In the Novus Ordo Rite the distinction between High and Low Mass has been dropped.

In the Traditional Roman Rite (Extraordinary form as it is now called), a “low mass” is mass celebrated by the priest without deacon and sub deacon. The prayers of the Mass are read instead of sung.

Solemn Mass is Mass celebrated by a priest with deacon and sub deacon assisting with full solemnity. The “Solemn Mass” is The Mass of the Roman Rite, “low mass” is a modification/simplification of the Mass for brevity and simplicity where needed. The Low Mass was not a usual occurance in Rome, hardly ever was it found because of the numerous amount of clerics there.

The term “High Mass” came to distinguish the two, but not just the Solemn Mass vs Low Mass, but also the Sung Mass in either form [there is a simple form of the sung Mass and also the “more solemn form”. In reality the “Sung Mass” in either simple or more solemn form, is still “Low Mass” because of the absence of the deacon and sub deacon.

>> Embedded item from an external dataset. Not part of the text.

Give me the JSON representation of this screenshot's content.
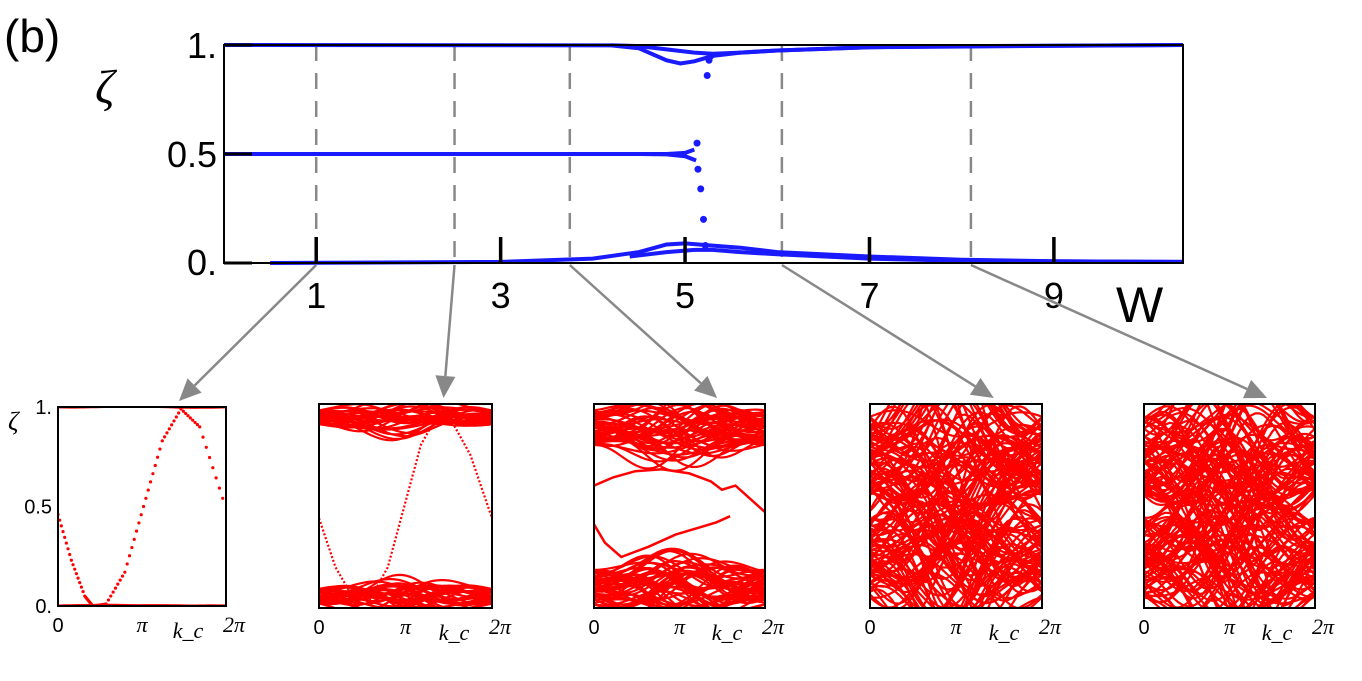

At my parish we have “High Mass” every Sunday. It is technically however a low Mass that is sung using the “more solemn form” as described by Fortescue and O’Connel. The more solemn form has Gregorian Chant, Incense, a Master of Ceremonies, Acolytes, Crucifer and torchbearers.

I have heard that in the past, 1962 and previous, the “more solemn form” with incense and chant was only used on special occasions such as Christmas and Easter when no deacon or sub deacon [or two other priests to fill their roles] were available.